Two men and a woman stand in sunshine smiling at the camera; one of the men has a scarf wrapped around his head
Noël Coward (right) with Richard Burton and Elizabeth Taylor

Richard Attenborough, late grandee of British cinema, is just one among the famous names to mimic Noël Coward in glossy new documentary Mad About the Boy. The impression proves a showstopper. So it should. The voice was built that way by Coward, a performer whose High English delivery was all part of the act.

Amid the archive, two contemporary players join off-camera. Rupert Everett reads from Coward’s diaries with a tamped-down, melancholy edge; Alan Cumming narrates as if worried we might walk out should he pause for breath. Each approach feels of a piece with the Coward we meet here: showman and mass of insecurity, forever both at once.

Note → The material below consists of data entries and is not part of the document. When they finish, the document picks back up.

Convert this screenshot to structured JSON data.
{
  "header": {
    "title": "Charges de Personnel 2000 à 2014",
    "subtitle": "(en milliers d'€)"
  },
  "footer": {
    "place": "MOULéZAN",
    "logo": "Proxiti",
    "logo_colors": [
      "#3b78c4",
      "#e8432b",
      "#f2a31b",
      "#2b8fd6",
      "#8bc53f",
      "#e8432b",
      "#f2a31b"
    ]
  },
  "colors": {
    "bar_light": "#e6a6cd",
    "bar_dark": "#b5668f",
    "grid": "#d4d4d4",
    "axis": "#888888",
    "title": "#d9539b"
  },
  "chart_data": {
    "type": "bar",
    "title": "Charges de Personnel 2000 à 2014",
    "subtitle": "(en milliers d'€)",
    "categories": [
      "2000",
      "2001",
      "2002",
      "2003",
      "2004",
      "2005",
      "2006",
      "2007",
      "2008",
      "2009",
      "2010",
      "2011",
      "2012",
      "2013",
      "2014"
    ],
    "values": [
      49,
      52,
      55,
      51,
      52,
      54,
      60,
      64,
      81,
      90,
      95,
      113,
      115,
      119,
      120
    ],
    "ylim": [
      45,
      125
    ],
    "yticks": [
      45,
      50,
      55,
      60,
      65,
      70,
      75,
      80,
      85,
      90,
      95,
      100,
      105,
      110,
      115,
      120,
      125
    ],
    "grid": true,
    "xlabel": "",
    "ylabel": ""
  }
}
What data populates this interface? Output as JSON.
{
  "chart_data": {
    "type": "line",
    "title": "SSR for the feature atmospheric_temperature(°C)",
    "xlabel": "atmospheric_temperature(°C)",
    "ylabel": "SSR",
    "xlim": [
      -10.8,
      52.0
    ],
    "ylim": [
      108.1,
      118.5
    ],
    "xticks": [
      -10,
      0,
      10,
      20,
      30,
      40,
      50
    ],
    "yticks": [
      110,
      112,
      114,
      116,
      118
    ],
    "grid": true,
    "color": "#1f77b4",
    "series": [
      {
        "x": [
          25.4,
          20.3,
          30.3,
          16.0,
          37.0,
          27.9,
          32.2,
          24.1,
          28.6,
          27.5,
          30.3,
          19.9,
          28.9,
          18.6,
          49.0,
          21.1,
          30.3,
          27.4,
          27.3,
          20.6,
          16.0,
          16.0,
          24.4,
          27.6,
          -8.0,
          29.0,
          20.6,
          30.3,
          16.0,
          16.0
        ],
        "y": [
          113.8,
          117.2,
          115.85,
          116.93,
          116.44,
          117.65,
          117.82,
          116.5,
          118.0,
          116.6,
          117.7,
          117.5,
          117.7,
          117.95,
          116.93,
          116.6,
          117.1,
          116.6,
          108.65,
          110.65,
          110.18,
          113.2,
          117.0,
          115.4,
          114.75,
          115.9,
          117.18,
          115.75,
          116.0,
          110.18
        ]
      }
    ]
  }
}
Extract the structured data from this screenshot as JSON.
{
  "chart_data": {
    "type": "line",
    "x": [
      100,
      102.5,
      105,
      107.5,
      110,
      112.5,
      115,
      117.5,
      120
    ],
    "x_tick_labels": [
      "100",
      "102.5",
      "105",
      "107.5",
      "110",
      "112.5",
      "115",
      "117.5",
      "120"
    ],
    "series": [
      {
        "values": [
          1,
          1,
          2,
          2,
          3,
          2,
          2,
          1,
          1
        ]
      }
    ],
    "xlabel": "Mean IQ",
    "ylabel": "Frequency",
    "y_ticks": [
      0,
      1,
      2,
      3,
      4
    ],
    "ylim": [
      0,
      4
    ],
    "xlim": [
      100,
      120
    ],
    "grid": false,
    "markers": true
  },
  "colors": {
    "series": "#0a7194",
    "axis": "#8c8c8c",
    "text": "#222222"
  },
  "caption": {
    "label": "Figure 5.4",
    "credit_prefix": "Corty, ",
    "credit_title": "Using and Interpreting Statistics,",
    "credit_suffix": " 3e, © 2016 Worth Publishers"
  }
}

Director Barnaby Thompson is clearly a fan. He also lets his subject do the heavy lifting. The film is really just a timeline, but even the most Wiki-ish telling of the Coward story bumps into so much 20th-century history, it is hard not to get hooked. Escape and subterfuge are eternal themes.

If his upbringing in Edwardian south London wasn’t quite so poverty-scarred as that of Charlie Chaplin, money was always a headache. Like Chaplin, he duly took to the stage with a zealous work ethic and plenty of what would now be called internalised shame. But where Chaplin developed the character of the Little Tramp, Coward instead created “Noël Coward” — fabled raconteur and writer of songs, plays and films, who had in fact been a childhood stutterer without a formal education past nine. 

For all that he offers a biographer, Coward’s contradictions also pull the film in different directions. Tonally it can wobble, moving between bittersweet modern analysis of a closeted gay man (class interests Thompson less), and a simple celebration in line with a king of light comedy.

Aptly again, the cracks are smoothed over with sheer velocity. For Coward, the frantic pace of 1920s New York theatre was a life-long inspiration. “Tempo!” he cried, his personal eureka. And so the film spins through prewar triumphs, wartime double lives and postwar dives out of fashion, all at the same breakneck clip with which we see Coward sing “Mad Dogs and Englishmen” on American TV, the tune now an amphetamine tongue-twister.

What does it say about Englishness that it was so defined by someone this shaped by Broadway, Vegas and tax exile in Jamaica? Well, that we must ponder alone. By the end Thompson simply calls his subject that most banal of placeholders: a national treasure — and passes out on the carpet.